Marcello Mastroianni and Sophia Loren, the sexiest romantic comedy team in movie history, risked their status as straight matinee idols to portray a gay man and a housewife's one-time liaison in 1977's A Special Day, newly available on Criterion DVD and Blu-Ray.
As Gabriele, a radio announcer during the Mussolini era, who loses his job then gets exiled for "deviance," Marcello received a Best Actor Academy Award nomination. That Hollywood recognition was more significant than the film itself. Back then, Oscars rewarded actors' professional and humane endeavors. Marcello and Sophia, heterosexual paradigms established through such internationally popular bawdy romances as Yesterday, Today and Tomorrow, and Marriage Italian Style, made A Special Day as a timely political gesture, acknowledging social advances of then-recent gay and women's liberation movements.
This is different from the high-mindedness shown by actors who blatantly mix politics with craft in today's sanctimonious message movies. A Special Day's none-too-subtle message about two oppressed people coming together as allies during a period of political repression, comments on social progress by referring to Italy's Fascist past. Director Ettore Scola and cinematographer Pasqualino deSantis shot in sepia to enhance the opening scene's black & white 1940s-style newsreel photography. Such political tactics are sublimated in Marcello and Sophia's extraordinary, full-bodied selves. Their movie star grandeur is what politics-on-their-sleeves actors like Matt Damon, Julianne Moore, and Mark Ruffalo lack. Marcello and Sophia help their unlimited audience experience empathy not propaganda.
A Special Day eventually lapses into sentimentality when Sophia's Antonietta (taking the dominant position, feminist studies academics will note) bends Gabriele over backwards and ravishes him, achieving her own orgasm and his dismay ("It doesn't change anything," he says). Yet, the two-way tumble has a surprising effect. This bizarro-world Marcello-Sophia mercy-fuck must co-exist with their timeless images as both "the most luscious comedienne the screen has ever known" (per Pauline Kael) and European cinema's passive-intellectual Don Juan. (Marcello's roles in La Dolce Vita, 8 1/2, and White Nights are so definitive his very name evokes a movie star you can ponder while dreaming.)
But Marcello was also a superb actor and his transformation into effete, insecure Gabriele whose sense of injustice grows into angry dissent is enhanced by fully-rounded humanity: Gabriele teaches Antonietta a hip-swaying mambo and shocks her stuffy modesty by gliding on a child's scooter.
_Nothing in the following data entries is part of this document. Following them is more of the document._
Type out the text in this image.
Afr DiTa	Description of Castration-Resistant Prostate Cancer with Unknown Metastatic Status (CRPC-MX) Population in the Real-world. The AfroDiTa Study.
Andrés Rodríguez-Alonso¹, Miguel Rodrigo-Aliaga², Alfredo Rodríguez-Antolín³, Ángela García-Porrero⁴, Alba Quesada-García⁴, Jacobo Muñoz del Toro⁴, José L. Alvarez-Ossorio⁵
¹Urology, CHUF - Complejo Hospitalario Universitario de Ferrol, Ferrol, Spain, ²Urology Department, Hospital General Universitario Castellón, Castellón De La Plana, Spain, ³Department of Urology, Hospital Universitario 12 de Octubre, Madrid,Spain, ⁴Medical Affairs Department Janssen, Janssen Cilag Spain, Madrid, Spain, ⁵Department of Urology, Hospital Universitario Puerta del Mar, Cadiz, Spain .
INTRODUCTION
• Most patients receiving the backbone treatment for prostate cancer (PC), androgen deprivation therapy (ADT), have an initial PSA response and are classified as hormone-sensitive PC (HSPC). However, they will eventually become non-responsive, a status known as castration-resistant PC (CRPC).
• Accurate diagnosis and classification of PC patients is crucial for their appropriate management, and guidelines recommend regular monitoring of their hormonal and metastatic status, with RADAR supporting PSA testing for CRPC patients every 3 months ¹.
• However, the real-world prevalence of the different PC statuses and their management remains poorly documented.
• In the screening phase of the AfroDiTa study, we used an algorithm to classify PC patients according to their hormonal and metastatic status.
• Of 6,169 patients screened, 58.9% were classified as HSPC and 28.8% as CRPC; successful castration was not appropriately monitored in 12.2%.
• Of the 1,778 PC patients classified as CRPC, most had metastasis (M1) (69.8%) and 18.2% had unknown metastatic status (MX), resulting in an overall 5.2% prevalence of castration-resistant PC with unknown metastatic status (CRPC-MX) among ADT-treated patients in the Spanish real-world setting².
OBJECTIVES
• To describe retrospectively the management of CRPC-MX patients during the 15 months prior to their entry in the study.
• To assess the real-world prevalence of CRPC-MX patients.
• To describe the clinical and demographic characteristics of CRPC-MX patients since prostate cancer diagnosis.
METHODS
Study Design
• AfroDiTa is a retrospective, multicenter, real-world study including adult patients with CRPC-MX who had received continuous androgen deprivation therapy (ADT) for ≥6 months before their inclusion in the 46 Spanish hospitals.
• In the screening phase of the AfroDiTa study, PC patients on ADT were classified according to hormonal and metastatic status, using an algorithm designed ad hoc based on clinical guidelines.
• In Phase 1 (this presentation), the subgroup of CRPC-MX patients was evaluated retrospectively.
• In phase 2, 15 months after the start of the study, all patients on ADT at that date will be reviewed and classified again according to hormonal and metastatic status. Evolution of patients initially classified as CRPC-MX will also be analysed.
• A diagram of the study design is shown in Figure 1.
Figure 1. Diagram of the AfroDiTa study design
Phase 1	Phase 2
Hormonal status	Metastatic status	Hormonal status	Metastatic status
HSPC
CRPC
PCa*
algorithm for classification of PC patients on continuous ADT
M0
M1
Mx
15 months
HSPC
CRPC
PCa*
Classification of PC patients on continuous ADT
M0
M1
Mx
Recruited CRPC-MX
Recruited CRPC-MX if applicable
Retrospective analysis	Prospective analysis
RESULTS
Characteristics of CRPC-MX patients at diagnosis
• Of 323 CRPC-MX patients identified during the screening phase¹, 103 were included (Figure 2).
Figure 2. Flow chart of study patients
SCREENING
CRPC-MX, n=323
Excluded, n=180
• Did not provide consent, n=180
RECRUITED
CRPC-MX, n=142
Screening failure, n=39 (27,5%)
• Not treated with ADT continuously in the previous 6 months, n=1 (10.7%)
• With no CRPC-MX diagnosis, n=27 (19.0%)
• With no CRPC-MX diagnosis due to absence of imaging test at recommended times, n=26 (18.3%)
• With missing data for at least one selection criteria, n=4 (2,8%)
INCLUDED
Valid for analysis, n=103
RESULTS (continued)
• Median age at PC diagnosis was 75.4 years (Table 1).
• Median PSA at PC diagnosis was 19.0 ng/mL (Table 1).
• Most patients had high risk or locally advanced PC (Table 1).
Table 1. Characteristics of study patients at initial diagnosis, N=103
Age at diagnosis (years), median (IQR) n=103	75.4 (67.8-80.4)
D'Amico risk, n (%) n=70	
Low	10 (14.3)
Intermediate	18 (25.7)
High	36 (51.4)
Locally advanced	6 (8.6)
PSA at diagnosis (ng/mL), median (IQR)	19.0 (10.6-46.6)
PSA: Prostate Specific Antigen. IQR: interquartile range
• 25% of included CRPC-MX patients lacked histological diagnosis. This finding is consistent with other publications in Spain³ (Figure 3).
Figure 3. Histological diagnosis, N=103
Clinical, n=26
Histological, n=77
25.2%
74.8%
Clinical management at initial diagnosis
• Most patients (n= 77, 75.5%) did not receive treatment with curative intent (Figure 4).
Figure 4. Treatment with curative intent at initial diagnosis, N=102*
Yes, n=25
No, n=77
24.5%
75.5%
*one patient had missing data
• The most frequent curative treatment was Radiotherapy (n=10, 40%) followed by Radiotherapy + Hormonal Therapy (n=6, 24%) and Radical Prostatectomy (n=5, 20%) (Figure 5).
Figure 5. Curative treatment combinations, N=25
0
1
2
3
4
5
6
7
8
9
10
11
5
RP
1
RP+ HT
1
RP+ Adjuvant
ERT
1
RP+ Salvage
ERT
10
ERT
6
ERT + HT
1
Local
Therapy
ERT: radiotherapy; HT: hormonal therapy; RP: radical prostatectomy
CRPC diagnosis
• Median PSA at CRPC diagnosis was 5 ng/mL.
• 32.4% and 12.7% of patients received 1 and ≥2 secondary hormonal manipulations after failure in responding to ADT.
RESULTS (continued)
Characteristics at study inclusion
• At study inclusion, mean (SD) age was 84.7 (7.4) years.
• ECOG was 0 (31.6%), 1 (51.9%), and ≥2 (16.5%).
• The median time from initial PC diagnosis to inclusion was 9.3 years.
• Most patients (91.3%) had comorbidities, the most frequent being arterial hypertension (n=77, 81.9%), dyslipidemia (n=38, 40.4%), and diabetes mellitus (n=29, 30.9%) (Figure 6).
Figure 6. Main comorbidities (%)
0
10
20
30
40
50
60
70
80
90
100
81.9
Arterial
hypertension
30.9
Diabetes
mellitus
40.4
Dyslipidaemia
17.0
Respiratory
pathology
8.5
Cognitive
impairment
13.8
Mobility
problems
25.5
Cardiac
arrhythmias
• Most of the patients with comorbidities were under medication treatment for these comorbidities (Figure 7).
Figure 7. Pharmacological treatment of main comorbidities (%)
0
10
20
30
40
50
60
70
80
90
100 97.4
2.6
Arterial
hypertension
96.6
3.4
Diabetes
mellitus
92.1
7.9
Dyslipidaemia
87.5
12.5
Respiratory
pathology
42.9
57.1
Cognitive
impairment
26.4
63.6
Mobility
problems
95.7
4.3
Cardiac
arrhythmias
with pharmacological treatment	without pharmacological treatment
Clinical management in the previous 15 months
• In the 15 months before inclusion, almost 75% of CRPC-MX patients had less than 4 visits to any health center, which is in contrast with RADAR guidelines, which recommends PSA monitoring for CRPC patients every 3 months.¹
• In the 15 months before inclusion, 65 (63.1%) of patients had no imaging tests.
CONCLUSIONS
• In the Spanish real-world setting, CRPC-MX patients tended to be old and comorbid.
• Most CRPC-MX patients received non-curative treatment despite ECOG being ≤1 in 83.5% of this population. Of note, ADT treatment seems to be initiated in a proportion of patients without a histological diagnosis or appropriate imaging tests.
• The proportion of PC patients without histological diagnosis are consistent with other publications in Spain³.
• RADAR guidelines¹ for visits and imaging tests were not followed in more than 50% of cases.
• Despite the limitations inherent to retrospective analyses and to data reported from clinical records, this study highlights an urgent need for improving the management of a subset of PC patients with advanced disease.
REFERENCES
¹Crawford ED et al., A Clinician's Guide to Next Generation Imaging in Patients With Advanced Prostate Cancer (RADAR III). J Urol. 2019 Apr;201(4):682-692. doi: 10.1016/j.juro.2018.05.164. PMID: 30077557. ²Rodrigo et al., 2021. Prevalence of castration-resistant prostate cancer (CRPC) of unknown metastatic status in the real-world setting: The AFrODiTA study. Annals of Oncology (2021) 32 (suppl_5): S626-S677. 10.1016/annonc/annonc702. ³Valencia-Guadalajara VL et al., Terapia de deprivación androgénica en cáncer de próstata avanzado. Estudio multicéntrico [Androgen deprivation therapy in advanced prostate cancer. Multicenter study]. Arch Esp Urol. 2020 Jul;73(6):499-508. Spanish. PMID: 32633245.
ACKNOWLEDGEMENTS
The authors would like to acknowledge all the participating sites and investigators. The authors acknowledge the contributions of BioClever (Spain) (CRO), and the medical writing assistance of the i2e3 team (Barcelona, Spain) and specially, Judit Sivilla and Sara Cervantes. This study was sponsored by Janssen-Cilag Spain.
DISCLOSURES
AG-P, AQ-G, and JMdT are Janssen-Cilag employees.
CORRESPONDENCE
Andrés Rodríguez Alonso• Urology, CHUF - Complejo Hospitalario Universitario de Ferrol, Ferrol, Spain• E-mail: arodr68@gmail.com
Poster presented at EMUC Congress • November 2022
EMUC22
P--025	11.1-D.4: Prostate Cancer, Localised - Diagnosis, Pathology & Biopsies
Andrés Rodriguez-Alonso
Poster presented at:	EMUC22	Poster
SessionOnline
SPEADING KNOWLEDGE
His first scene, a subtly moving farewell phone call to an unseen lover, channels Jean Cocteau's play The Human Voice--the classic gay male commiseration with female suffering, often alluded to by Almodovar. Due to Mastroianni's graceful persuasion it becomes this film's gay highlight.
Gabriele's lament, "I'm not a husband, a father, or a soldier, so I'm not a man," exposes society's political-gender strictures, as does Gabriele calling himself "faggot"--first shamefully then with defiance. As much as Gabriele and Antonietta helped each other cope, Marcello used his artistry as a cultural ally, raising humane awareness. In the same year as Sylvester's "Mighty Real," The Village People's "Macho Man," Donna Summer's "Try Me," and Gloria Gaynor's "I Will Survive," Marcello's performance in A Special Day encouraged gay identification and cinematic recognition.